Le droit privé est omniprésent à travers les qualifications juridiques données aux différents faits divers qui parcourent chaque roman, constitutifs d’infractions à la loi, des délits pénaux le plus souvent, des crimes parfois.

Le délit de vol est ainsi récurrent. Il n’est pas toujours au cœur de l’intrigue comme dans La fille de mon meilleur ami dans lequel Mathilde, cleptomane, multiplie des vols à l’étalage et après que Louis ait opéré un détournement de fonds dans l’entreprise où il était comptable, puis le vol d’une collecte de fonds auprès d’ouvriers en grève. Il est souvent opportuniste (List dans Épave dépouille toutes les voitures accidentées à proximité de son domicile et monnaye la restitution de certains objets à « l’Allemand », père du défunt ; Gustave Leroy dans Sans état d’âme procède à des retraits d’argent avec la carte bancaire de John Lloyd après l’avoir assassiné), ou en quelque sorte commandé par la tournure des événements (le suspens du chèque dans Trois jours avec ma tante).

Les autres délits vont de l’attouchement sexuel (par le pâtissier dans Bureau des illettrés), aux actes de torture et de sadisme (le même pâtissier et le boucher sur leurs apprentis) en passant par l’escroquerie à l’assurance (Adultère)…

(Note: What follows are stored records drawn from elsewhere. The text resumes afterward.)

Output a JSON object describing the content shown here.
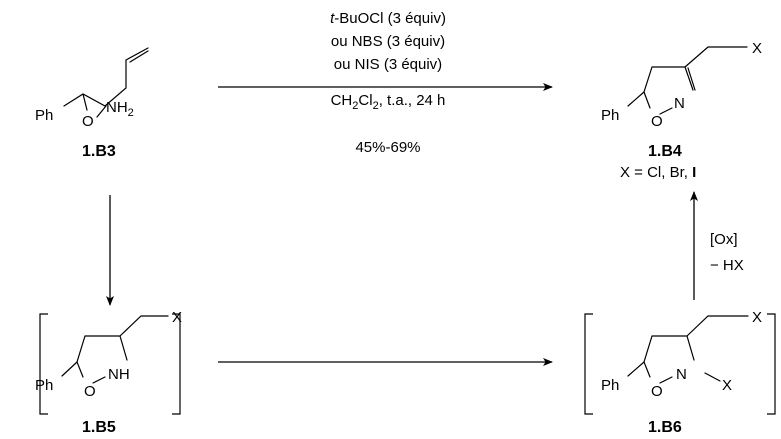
{
  "reaction": {
    "conditions": {
      "line1_italic": "t",
      "line1_rest": "-BuOCl (3 équiv)",
      "line2": "ou NBS (3 équiv)",
      "line3": "ou NIS (3 équiv)",
      "solvent_a": "CH",
      "solvent_sub1": "2",
      "solvent_b": "Cl",
      "solvent_sub2": "2",
      "solvent_rest": ", t.a., 24 h",
      "yield": "45%-69%"
    },
    "oxidation": {
      "reagent": "[Ox]",
      "byproduct": "− HX"
    }
  },
  "compounds": {
    "b3": {
      "id": "1.B3",
      "ph": "Ph",
      "o": "O",
      "nh2_a": "NH",
      "nh2_sub": "2"
    },
    "b4": {
      "id": "1.B4",
      "ph": "Ph",
      "o": "O",
      "n": "N",
      "x": "X",
      "x_legend_a": "X = Cl, Br, ",
      "x_legend_b": "I"
    },
    "b5": {
      "id": "1.B5",
      "ph": "Ph",
      "o": "O",
      "nh": "NH",
      "x": "X"
    },
    "b6": {
      "id": "1.B6",
      "ph": "Ph",
      "o": "O",
      "n": "N",
      "x_top": "X",
      "x_n": "X"
    }
  }
}
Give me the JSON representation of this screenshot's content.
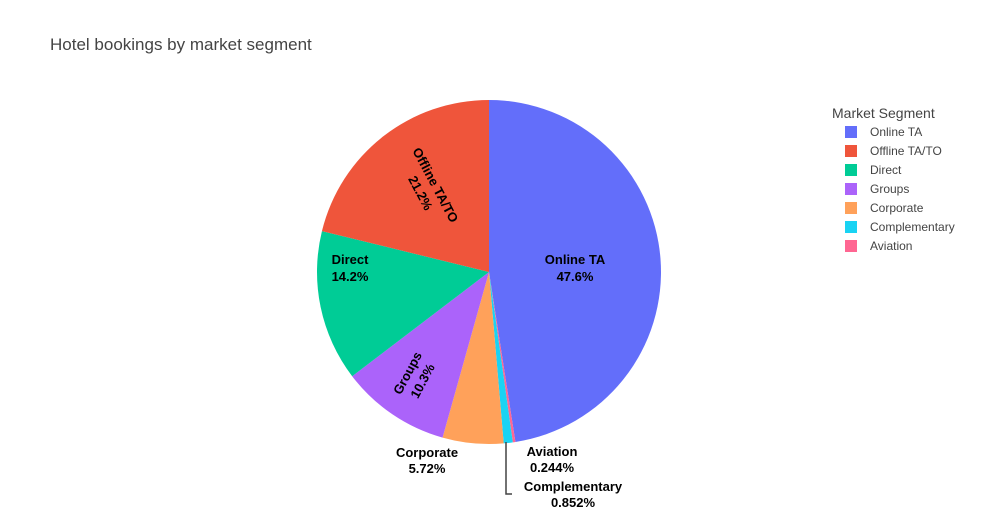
{
  "chart_data": {
    "type": "pie",
    "title": "Hotel bookings by market segment",
    "legend_title": "Market Segment",
    "legend_position": "top-right",
    "direction": "clockwise",
    "start_angle_deg": 0,
    "slices": [
      {
        "label": "Online TA",
        "value": 47.6,
        "percent_text": "47.6%",
        "color": "#636efa",
        "label_mode": "inside"
      },
      {
        "label": "Aviation",
        "value": 0.244,
        "percent_text": "0.244%",
        "color": "#ff6692",
        "label_mode": "outside"
      },
      {
        "label": "Complementary",
        "value": 0.852,
        "percent_text": "0.852%",
        "color": "#19d3f3",
        "label_mode": "outside"
      },
      {
        "label": "Corporate",
        "value": 5.72,
        "percent_text": "5.72%",
        "color": "#ffa15a",
        "label_mode": "outside"
      },
      {
        "label": "Groups",
        "value": 10.3,
        "percent_text": "10.3%",
        "color": "#ab63fa",
        "label_mode": "inside-rotated"
      },
      {
        "label": "Direct",
        "value": 14.2,
        "percent_text": "14.2%",
        "color": "#00cc96",
        "label_mode": "inside"
      },
      {
        "label": "Offline TA/TO",
        "value": 21.2,
        "percent_text": "21.2%",
        "color": "#ef553b",
        "label_mode": "inside-rotated"
      }
    ],
    "legend_order": [
      "Online TA",
      "Offline TA/TO",
      "Direct",
      "Groups",
      "Corporate",
      "Complementary",
      "Aviation"
    ]
  }
}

Si les morts sont nombreux (suicide dans Bureau des illettrés et Le cours classique ; consécutifs à un incendie dans Le cours classique, à un accident de voiture dans Épave et Pas dupe ; voiture piégée dans Alerte), le crime est plus rare, mais violent et parfois doublement violent ou accomplissant une sorte de miroir avec un crime précédent et sans pour autant être suivi d’une sanction officielle, mais privilégiant le châtiment privé (suite au viol de sa fille, la mère abat au fusil de chasse le second violeur d’Un notaire peu ordinaire ; traquenard de l’amant dans un incendie volontaire dans Adultère ; meurtrier de l’Américain abattu d’une balle dans la nuque par son frère à l’endroit où il avait fait disparaître le corps dans le coffre de sa voiture qu’il fait couler dans la rivière dans Sans état d’âme)…

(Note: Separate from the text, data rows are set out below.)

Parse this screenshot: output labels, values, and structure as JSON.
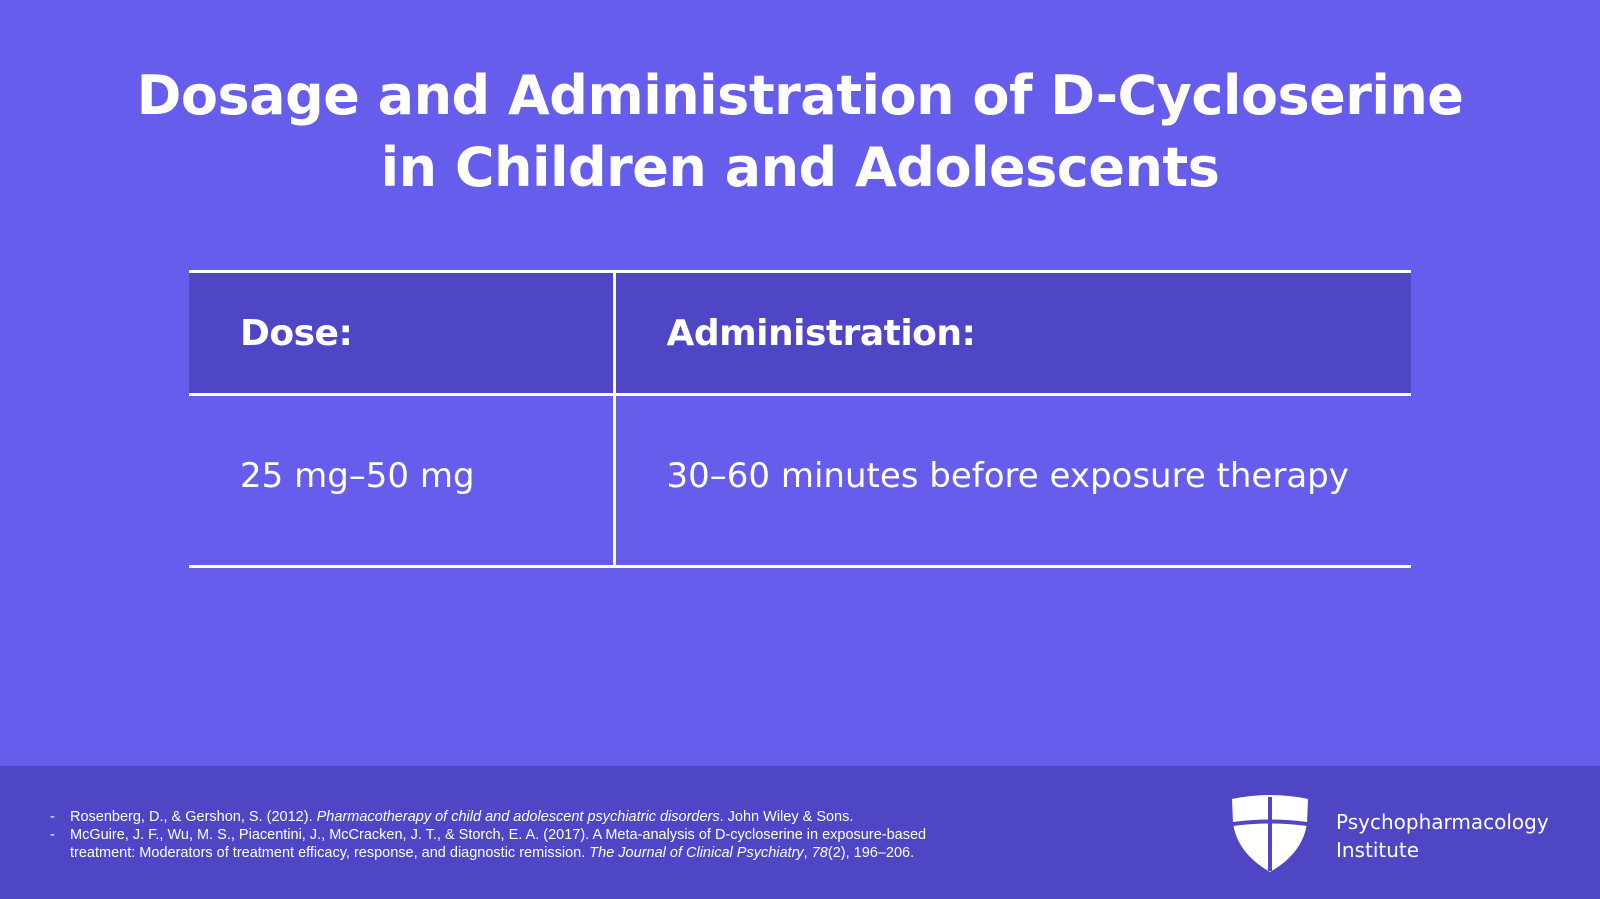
{
  "title": {
    "line1": "Dosage and Administration of D-Cycloserine",
    "line2": "in Children and Adolescents"
  },
  "table": {
    "headers": [
      "Dose:",
      "Administration:"
    ],
    "rows": [
      [
        "25 mg–50 mg",
        "30–60 minutes before exposure therapy"
      ]
    ]
  },
  "references": [
    {
      "before": "Rosenberg, D., & Gershon, S. (2012). ",
      "italic": "Pharmacotherapy of child and adolescent psychiatric disorders",
      "after": ". John Wiley & Sons."
    },
    {
      "before": "McGuire, J. F., Wu, M. S., Piacentini, J., McCracken, J. T., & Storch, E. A. (2017). A Meta-analysis of D-cycloserine in exposure-based treatment: Moderators of treatment efficacy, response, and diagnostic remission. ",
      "italic": "The Journal of Clinical Psychiatry",
      "sep": ", ",
      "volume": "78",
      "after": "(2), 196–206."
    }
  ],
  "brand": {
    "line1": "Psychopharmacology",
    "line2": "Institute",
    "logo_icon": "shield-icon"
  },
  "colors": {
    "background": "#675DED",
    "header_fill": "#4F46C6",
    "footer_fill": "#4F46C6",
    "text": "#FFFFFF"
  }
}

Quoi qu’il fasse dire à ses représentants (« C’était la loi et qui pouvait aller contre la loi ? »7), la croyance d’Yves Ravey en la force du Talion semble bien plus forte que celle attribuée au droit officiel.

Notes de bas de pages

  • 1.
    P. Assouline, « Ravey, Yves, héritier de Simenon », blog La République des livres, 3 mars 2013.
  • 2.
    Tous publiés aux Éditions de Minuit, à l’exception de La Table des singes édité par Gallimard en 1989 et qui n’appartient pas au genre du roman noir.
  • 3.
    « Du point de vue du droit international, nous sommes parfaitement dans l’illégalité, mais tout est prêt, ne vous faites pas de souci, s’il dénonce le caractère illégal de l’enquête il reconnaît qu’il est pris en défaut » (Alerte, 1996, p. 89).
  • 4.
    V. M. Saint-Exupéry, le censeur des études dans Le cours classique (1995), qui surinterprète la notion de « crime » (p. 57) et qui prétend parler « de droit, de procédure » (p. 58) avant de menacer les élèves : « Nous avons cette fois affaire avec la justice, avec l’appareil judiciaire qui est prêt à recevoir la plainte de l’établissement (…) et il est impossible à quiconque d’échapper au procès qui sera instruit par mes soins dans un premier temps par le juge des enfants dans un deuxième temps » (p. 59). Dans le début d’Un notaire peu ordinaire (2013), le rappel à la loi est systématiquement fait par le brigadier.
  • 5.
    « J’aimerais d’ailleurs savoir si l’avocat court au-devant du criminel dans la seconde après que celui-ci a commis un assassinat, et encore, suis-je ton avocat ? » (Le cours classique, p. 42).
  • 6.
    « Les seuls intellectuels, à Vaubant, viennent en général de Paris, ce sont des professeurs d’université détestables qui arrivent tôt le matin et repartent tard le soir après avoir débité leur cours stupide et inintéressant dans des amphithéâtres délabrés, ces intellectuels parfaitement inutiles prennent un soir par semaine le chemin de la gare, vêtus de leur morgue et de cette condescendance à l’égard des gens de Vaubant qu’ils rangent au titre de curiosités à étudier. Voilà le seul point sur lequel on pourrait rendre justice à ces parasites que sont les universitaires » (p. 135). V. aussi p. 150-151.
  • 7.
    Un notaire peu ordinaire, p. 27.